When as a young graduate I was excluded from the computing world, I stepped aside and simply applied my time and skills to a space that embraced me. It never occurred to me to stay and fight for space. Now I realize the need to fight that technology gender gap. It is not just about access to tech jobs but it is about filling a gap that can be used to not only further exclude women but to promote their abuse. It is about preparing women to take up space in a world that is emerging. This space exists in the entertainment industry, the information sector as well as in education. As technology takes centre stage in our world, its potential to harm and silence us also grows.
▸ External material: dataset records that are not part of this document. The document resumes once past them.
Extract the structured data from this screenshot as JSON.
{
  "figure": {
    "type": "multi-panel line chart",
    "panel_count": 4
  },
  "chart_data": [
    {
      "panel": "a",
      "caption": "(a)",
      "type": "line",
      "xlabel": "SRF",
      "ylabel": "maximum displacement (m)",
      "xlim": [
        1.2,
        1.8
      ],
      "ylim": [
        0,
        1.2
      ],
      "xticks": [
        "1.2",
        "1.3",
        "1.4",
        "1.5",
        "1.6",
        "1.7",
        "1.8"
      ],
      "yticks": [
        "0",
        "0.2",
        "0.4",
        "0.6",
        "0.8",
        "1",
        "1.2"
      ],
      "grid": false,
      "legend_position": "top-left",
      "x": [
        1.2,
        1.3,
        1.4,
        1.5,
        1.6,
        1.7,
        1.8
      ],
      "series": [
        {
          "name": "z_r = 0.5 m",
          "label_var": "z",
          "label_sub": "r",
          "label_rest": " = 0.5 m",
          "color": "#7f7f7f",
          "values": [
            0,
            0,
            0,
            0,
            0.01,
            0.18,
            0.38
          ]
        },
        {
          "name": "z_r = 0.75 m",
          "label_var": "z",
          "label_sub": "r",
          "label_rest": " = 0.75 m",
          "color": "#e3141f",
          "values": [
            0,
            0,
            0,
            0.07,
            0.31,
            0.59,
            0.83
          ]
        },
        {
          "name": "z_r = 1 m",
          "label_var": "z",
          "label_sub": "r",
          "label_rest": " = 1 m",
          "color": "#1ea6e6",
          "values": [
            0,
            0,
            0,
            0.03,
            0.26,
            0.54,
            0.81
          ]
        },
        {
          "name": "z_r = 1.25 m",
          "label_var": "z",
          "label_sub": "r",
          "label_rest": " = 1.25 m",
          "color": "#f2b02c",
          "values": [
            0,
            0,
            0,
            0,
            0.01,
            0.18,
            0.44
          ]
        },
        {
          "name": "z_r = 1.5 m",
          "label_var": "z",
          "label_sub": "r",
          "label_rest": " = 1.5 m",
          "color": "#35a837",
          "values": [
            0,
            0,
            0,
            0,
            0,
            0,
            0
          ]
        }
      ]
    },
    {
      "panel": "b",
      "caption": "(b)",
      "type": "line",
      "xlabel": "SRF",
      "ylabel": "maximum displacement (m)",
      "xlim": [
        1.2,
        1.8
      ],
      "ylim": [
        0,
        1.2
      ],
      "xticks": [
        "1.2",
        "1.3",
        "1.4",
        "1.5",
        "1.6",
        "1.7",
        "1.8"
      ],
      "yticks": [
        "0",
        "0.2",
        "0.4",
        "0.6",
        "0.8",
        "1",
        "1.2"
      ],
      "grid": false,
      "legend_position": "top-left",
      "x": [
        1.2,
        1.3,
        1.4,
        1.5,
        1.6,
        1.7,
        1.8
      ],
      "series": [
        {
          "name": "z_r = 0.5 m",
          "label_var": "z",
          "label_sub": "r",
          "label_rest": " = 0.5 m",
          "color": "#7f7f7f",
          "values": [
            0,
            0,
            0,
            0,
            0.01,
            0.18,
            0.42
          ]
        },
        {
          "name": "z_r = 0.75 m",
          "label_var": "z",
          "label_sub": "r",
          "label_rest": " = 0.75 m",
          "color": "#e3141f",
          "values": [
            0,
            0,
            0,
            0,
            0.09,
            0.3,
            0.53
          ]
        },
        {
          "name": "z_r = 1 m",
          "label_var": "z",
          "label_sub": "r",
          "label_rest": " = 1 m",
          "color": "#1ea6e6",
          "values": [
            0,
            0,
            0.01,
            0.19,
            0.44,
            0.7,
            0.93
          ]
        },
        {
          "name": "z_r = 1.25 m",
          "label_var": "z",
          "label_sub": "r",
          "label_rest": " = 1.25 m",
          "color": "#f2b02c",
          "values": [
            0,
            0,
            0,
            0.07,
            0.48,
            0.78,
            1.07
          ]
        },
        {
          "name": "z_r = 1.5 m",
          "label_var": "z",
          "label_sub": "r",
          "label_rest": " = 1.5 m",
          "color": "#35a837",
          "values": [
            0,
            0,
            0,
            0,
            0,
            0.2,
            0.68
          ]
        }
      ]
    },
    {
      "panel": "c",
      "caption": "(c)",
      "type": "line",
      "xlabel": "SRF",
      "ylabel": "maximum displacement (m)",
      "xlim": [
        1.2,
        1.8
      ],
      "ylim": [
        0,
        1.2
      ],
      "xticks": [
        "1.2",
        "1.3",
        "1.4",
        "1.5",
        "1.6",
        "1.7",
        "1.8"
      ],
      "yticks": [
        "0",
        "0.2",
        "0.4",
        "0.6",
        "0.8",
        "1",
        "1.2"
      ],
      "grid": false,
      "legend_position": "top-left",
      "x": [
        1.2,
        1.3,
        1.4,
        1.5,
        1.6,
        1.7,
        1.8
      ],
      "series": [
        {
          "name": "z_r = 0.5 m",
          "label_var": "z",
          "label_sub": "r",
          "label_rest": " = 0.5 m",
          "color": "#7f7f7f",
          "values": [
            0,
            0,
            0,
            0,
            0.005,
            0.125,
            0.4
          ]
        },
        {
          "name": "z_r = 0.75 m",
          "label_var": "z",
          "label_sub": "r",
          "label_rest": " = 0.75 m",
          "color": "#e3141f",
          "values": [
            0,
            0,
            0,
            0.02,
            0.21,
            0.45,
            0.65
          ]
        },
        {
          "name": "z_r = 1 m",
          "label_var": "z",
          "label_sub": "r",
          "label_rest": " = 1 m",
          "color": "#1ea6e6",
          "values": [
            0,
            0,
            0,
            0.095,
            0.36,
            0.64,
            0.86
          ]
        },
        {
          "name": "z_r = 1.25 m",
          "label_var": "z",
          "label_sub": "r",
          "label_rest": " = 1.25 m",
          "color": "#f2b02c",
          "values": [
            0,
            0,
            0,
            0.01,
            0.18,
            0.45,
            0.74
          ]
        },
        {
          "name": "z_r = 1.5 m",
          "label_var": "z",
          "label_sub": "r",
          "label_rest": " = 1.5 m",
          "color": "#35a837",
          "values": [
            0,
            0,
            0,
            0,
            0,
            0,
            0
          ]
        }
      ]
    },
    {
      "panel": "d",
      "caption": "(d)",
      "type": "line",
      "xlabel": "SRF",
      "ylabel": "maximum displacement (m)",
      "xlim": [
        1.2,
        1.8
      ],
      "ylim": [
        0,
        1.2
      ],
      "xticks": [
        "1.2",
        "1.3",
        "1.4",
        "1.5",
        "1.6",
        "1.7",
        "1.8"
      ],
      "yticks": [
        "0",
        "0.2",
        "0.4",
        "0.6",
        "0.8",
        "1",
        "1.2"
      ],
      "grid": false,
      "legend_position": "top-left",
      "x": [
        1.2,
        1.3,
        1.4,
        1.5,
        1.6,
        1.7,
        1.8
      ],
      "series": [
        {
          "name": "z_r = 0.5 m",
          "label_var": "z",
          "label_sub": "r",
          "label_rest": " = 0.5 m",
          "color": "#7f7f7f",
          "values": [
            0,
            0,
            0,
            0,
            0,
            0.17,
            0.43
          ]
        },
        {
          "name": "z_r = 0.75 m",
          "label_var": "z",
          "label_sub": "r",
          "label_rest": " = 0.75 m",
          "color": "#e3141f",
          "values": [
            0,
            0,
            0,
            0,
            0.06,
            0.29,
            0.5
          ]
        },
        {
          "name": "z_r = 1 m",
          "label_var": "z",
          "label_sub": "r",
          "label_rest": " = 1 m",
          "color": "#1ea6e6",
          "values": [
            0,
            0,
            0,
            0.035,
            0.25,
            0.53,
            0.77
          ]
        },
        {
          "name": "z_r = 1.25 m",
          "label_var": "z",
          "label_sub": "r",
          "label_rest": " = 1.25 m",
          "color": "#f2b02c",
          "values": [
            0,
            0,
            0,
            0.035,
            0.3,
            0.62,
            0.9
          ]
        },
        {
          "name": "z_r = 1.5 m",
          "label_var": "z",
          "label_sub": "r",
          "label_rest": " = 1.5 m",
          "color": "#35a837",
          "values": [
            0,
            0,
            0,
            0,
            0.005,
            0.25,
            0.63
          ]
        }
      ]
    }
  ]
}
Anyone who follows the gaming world can recall the outrage from feminists when in early 2019 a rape game was announced. The game “Rape Day”  was set in a Zombie Apocalypse and the player would simulate a serial rapist and there are no prizes for guessing what winning this game entailed.  Of course this came as a shock to most and the resistance was fierce. As much as it was an outrage it was also a perfect opportunity to realise that we have left the world of computing to developers with very little regard to our status as human. The developers of the game described players going on a raping spree as “dark comedy”. The game was banned way before its release but the idea that sexual assault can be a game cannot be banned. It can only be countered.



Part of the research for developing our projects at our platform include visiting public spaces where young people access technology related services. One of these visits early in 2018 was to a gaming den at a shopping centre in a low income suburb in Harare. The place was dark and the sound from the games very violent. Winning means killing after all. Not a single female in the room, a whole world in which very few women are participating. Gaming and gaming development might sound like the most useless form of computing but a close examination of the industry will show otherwise.  As much as it is social issue it is also a matter of the exclusion of women from a growing economy that can contribute significantly to women’s empowerment. The gaming industry is growing and according to an article that appeared in the Forbes magazine in November 2019 it is forecast to reach over 300 billion by 2025. The women in that industry are still exposed to harassment and blatant sexism. If this prevails then women will also lose out on yet another opportunity to participate fully and freely in a thriving economy.



Today as a platform we envisage a world with female game developers and gaming champions. A radical idea though,is to do it on our terms and bring our own dynamics to the industry. Sub-saharan Africa presents an opportunity to transform our cultural experiences into a viable gaming industry. Using the games that our young women grew up playing we are now working on providing the game development training for girls. In a changing world young women in Zimbabwe will lose their heritage if these games do not evolve to their smart phones. Some were played in the dust and for girls growing up in urban communities, those are not available anymore. It is the age of concrete driveways, shared homes and apartments. It is also the age of smart phones and children playing on screens for whole days. Young women played more outdoor games than the male counterparts who were content with fighting games and soccer. Women can lead a whole revolution bringing their games to the world of technology and developing gaming characters that resonate with how they want to be represented.



Feminist movements cannot stop the 4th industrial revolution but we can fully participate by empowering women with the skills to develop as well as by develop content that will not contribute to the endangerment of women on and offline. It is time to raise a generation of women who will strategically fill the existing gap by taking up space in every industry that the world of tech presents. We need solutions that respond to our needs as women as well as entertainment that represents us. The very first step is to ensure that we do not leave computing to men. Not at any level!